Six actors play “Dylan,” in the biopic, but there are actually seven incarnations of Zimmy in the film as Christian Bale (pictured), plays two versions of Bob (John and Jack respectively).
Bale plays Dylan in his protest-music period, characterized by songs like “The Times They Are a-Changin’,” and the singer’s religious phase, exploring gospel music (typified by the 1980 album Saved).
“It’s not a literal retelling of Dylan’s life,” “I’m Not There” director Todd Haynes recently told the Delaware Journal. “We’re accentuating the radical changes in point of view and style and genre and identity.”
Each Dylan is named something other than Bob (aside from Heath Ledger), Cate Blanchett is Jude in his “Dont Look Back,” going-electric phase, Winshaw portrays Bob fused with the 19th-century poet Arthur Rimbaud and Richard Gere is Pat – as his Dylan character is vaguely modelled from Dylan’s appearance in Sam Peckinpah’s western, “Pat Garrett and Billy The Kid” (Dylan wrote music for and co-starred in the film) The young Franklin plays Dylan as a boy named Woody.
“We turned Dylan into his own obsessions and took him a step further than he was in real life,” Haynes said. “That film is about the hounded artist.
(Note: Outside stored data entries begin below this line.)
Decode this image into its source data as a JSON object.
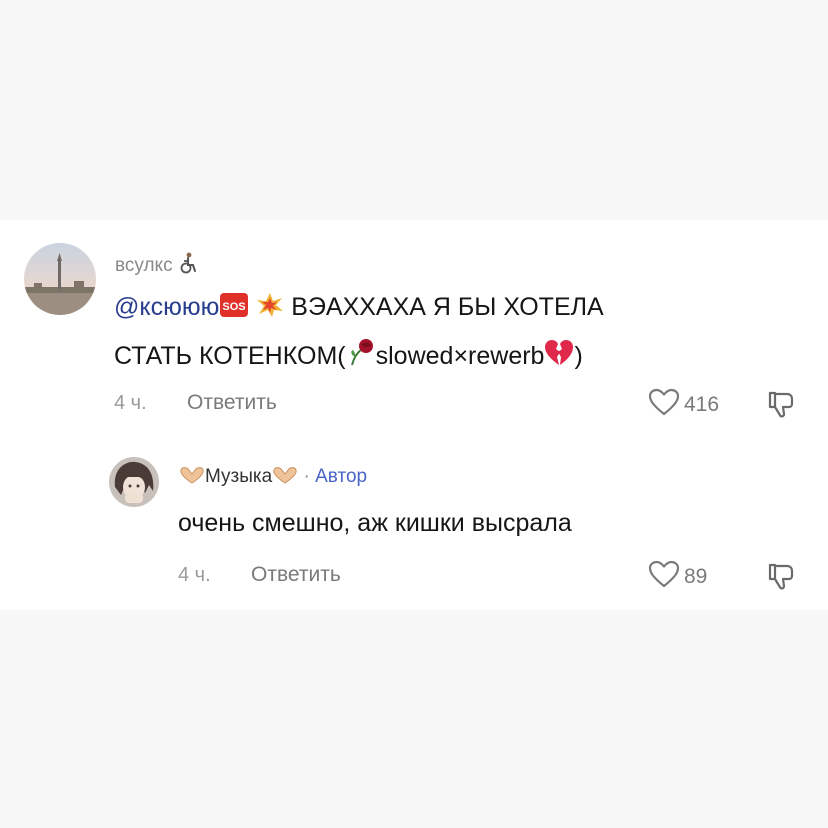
{
  "comments": [
    {
      "username": "всулкс",
      "username_suffix_icon": "wheelchair-icon",
      "mention": "@ксююю",
      "text_line1": "ВЭАХХАХА Я БЫ ХОТЕЛА",
      "text_line2_start": "СТАТЬ КОТЕНКОМ(",
      "text_line2_music": "slowed×rewerb",
      "text_line2_end": ")",
      "time": "4 ч.",
      "reply_label": "Ответить",
      "likes": "416"
    },
    {
      "username": "Музыка",
      "author_separator": "·",
      "author_badge": "Автор",
      "text": "очень смешно, аж кишки высрала",
      "time": "4 ч.",
      "reply_label": "Ответить",
      "likes": "89"
    }
  ],
  "colors": {
    "mention": "#2a3e8e",
    "author_badge": "#4a64c8",
    "meta": "#9a9a9a",
    "text": "#161616"
  }
}
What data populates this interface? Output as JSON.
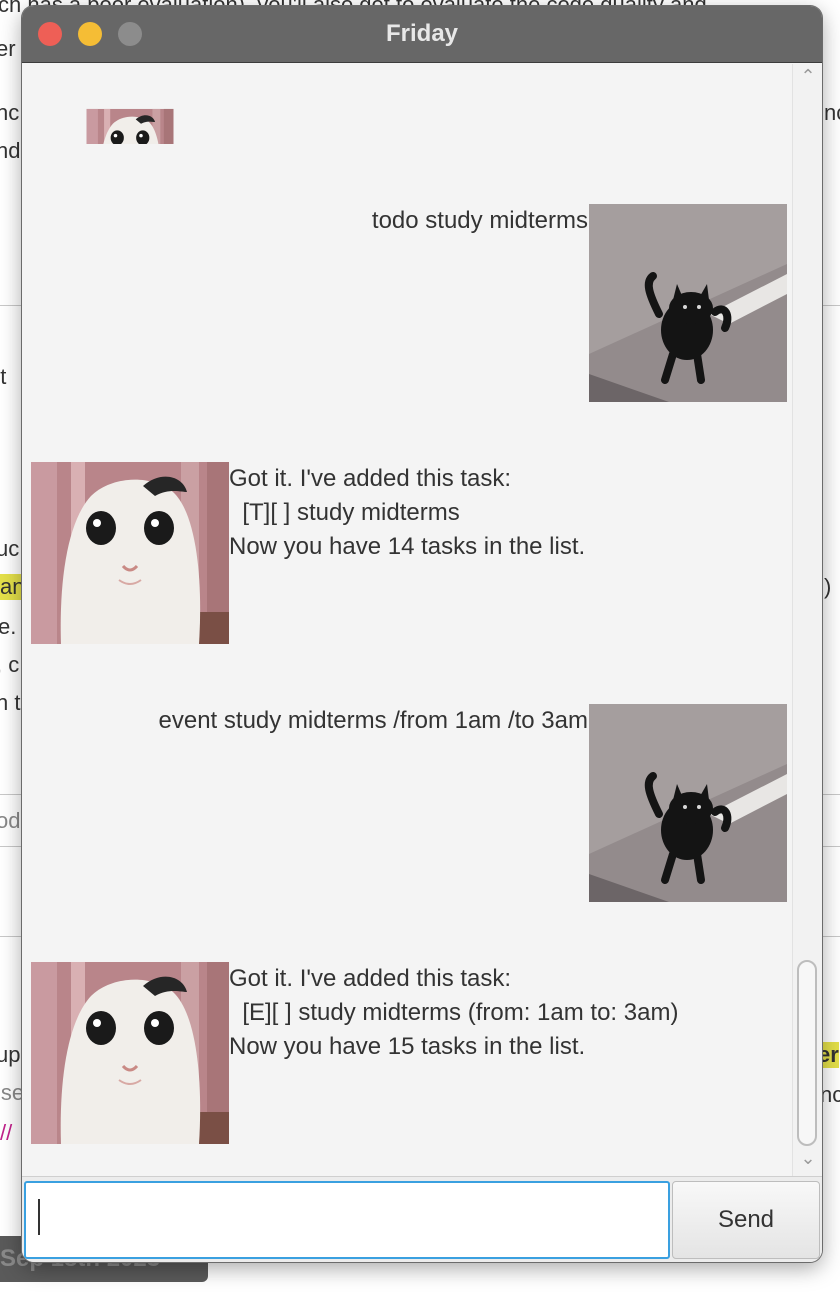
{
  "window": {
    "title": "Friday"
  },
  "background": {
    "fragments": [
      "ch has a poor evaluation), you'll also get to evaluate the code quality and",
      "er",
      "nc",
      "nd",
      "'t",
      "uc",
      "an",
      "e.",
      ", c",
      "n t",
      "od",
      "up",
      "ise",
      "//",
      "er",
      "nc",
      ")"
    ],
    "date_pill": "Sep 18th 2023"
  },
  "chat": {
    "messages": [
      {
        "sender": "friday",
        "text": ""
      },
      {
        "sender": "user",
        "text": "todo study midterms"
      },
      {
        "sender": "friday",
        "text": "Got it. I've added this task:\n  [T][ ] study midterms\nNow you have 14 tasks in the list."
      },
      {
        "sender": "user",
        "text": "event study midterms /from 1am /to 3am"
      },
      {
        "sender": "friday",
        "text": "Got it. I've added this task:\n  [E][ ] study midterms (from: 1am to: 3am)\nNow you have 15 tasks in the list."
      }
    ]
  },
  "input": {
    "value": "",
    "placeholder": ""
  },
  "send_button": {
    "label": "Send"
  },
  "icons": {
    "scroll_up": "chevron-up-icon",
    "scroll_down": "chevron-down-icon"
  },
  "colors": {
    "title_bar": "#676767",
    "close": "#ee5f56",
    "minimize": "#f5bd35",
    "focus_ring": "#3aa0e0"
  }
}
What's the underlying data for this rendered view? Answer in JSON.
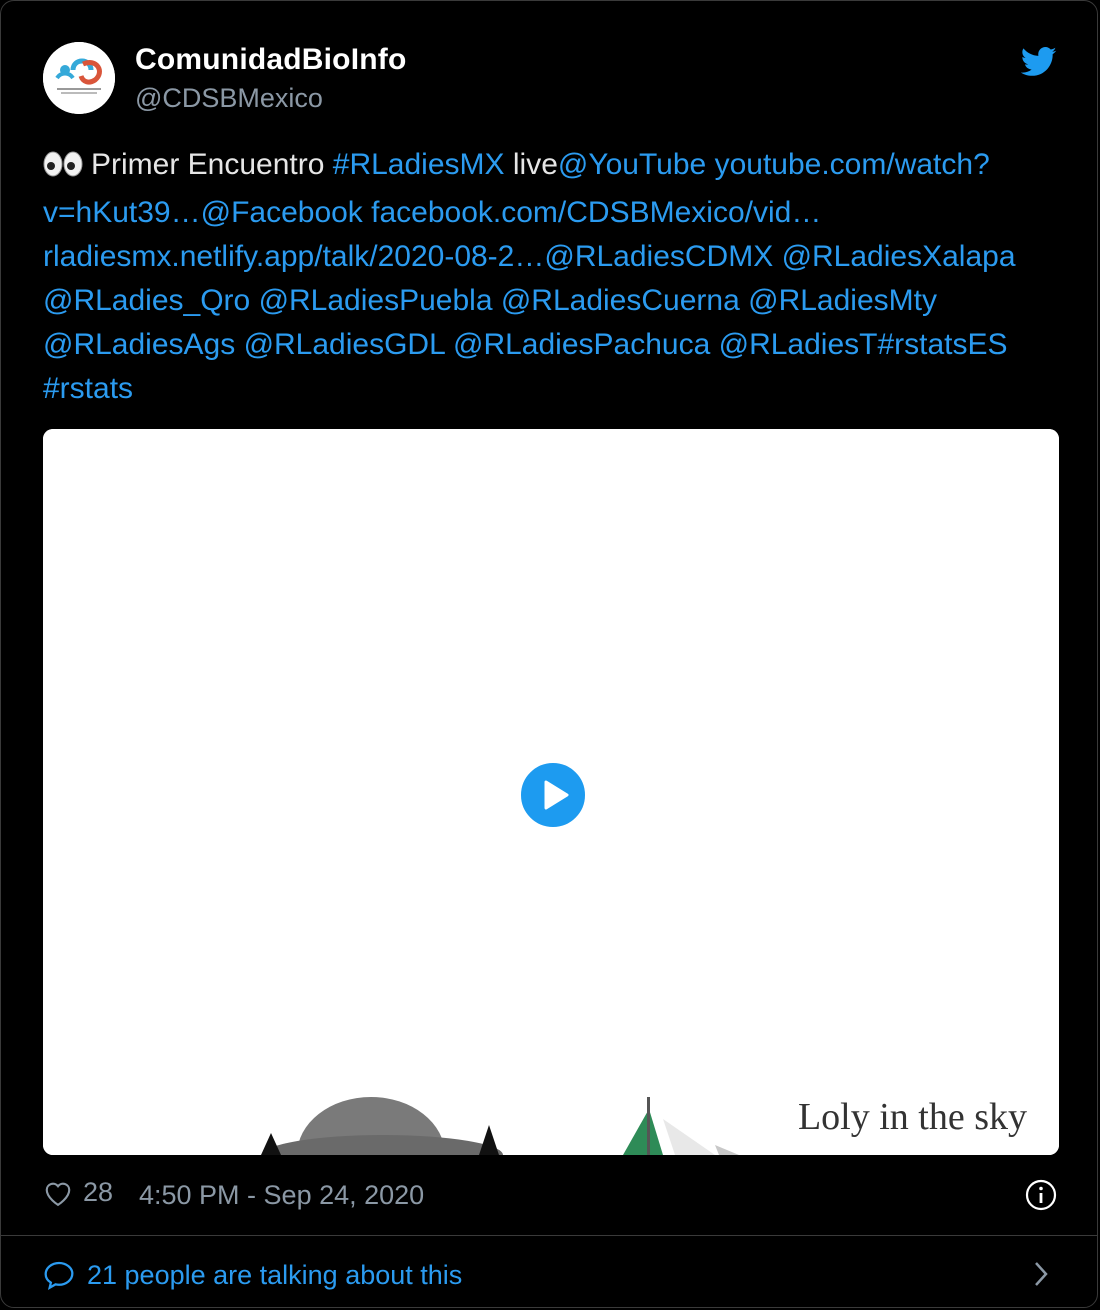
{
  "account": {
    "name": "ComunidadBioInfo",
    "handle": "@CDSBMexico"
  },
  "tweet": {
    "segments": [
      {
        "text": "Primer Encuentro ",
        "type": "text"
      },
      {
        "text": "#RLadiesMX",
        "type": "link"
      },
      {
        "text": " live",
        "type": "text"
      },
      {
        "text": "@YouTube",
        "type": "link"
      },
      {
        "text": " ",
        "type": "text"
      },
      {
        "text": "youtube.com/watch?v=hKut39…",
        "type": "link"
      },
      {
        "text": "@Facebook",
        "type": "link"
      },
      {
        "text": " ",
        "type": "text"
      },
      {
        "text": "facebook.com/CDSBMexico/vid…",
        "type": "link"
      },
      {
        "text": " ",
        "type": "text"
      },
      {
        "text": "rladiesmx.netlify.app/talk/2020-08-2…",
        "type": "link"
      },
      {
        "text": "@RLadiesCDMX",
        "type": "link"
      },
      {
        "text": " ",
        "type": "text"
      },
      {
        "text": "@RLadiesXalapa",
        "type": "link"
      },
      {
        "text": " ",
        "type": "text"
      },
      {
        "text": "@RLadies_Qro",
        "type": "link"
      },
      {
        "text": " ",
        "type": "text"
      },
      {
        "text": "@RLadiesPuebla",
        "type": "link"
      },
      {
        "text": " ",
        "type": "text"
      },
      {
        "text": "@RLadiesCuerna",
        "type": "link"
      },
      {
        "text": " ",
        "type": "text"
      },
      {
        "text": "@RLadiesMty",
        "type": "link"
      },
      {
        "text": " ",
        "type": "text"
      },
      {
        "text": "@RLadiesAgs",
        "type": "link"
      },
      {
        "text": " ",
        "type": "text"
      },
      {
        "text": "@RLadiesGDL",
        "type": "link"
      },
      {
        "text": " ",
        "type": "text"
      },
      {
        "text": "@RLadiesPachuca",
        "type": "link"
      },
      {
        "text": " ",
        "type": "text"
      },
      {
        "text": "@RLadiesT",
        "type": "link"
      },
      {
        "text": "#rstatsES",
        "type": "link"
      },
      {
        "text": " ",
        "type": "text"
      },
      {
        "text": "#rstats",
        "type": "link"
      }
    ],
    "media_caption": "Loly in the sky"
  },
  "footer": {
    "like_count": "28",
    "timestamp": "4:50 PM - Sep 24, 2020",
    "talking": "21 people are talking about this"
  },
  "colors": {
    "link": "#2b9bf0",
    "background": "#000000",
    "muted": "#8b98a5"
  },
  "icons": [
    "eyes-emoji",
    "twitter-bird-icon",
    "play-icon",
    "heart-icon",
    "info-icon",
    "speech-bubble-icon",
    "chevron-right-icon"
  ]
}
And around that time, Dylan was being hounded: Why isn’t he protesting? Why is he being so weird, and why are the songs so incomprehensible?”
Haynes added that the film was a tribute to Dylan’s ever-mutable personality and artistic instincts. “It’s partly a desire to figure him out and partly a desire to protect something that will always be enigmatic,” he said. “We want to know where the source of his creative energies comes from, but we don’t want to destroy it.”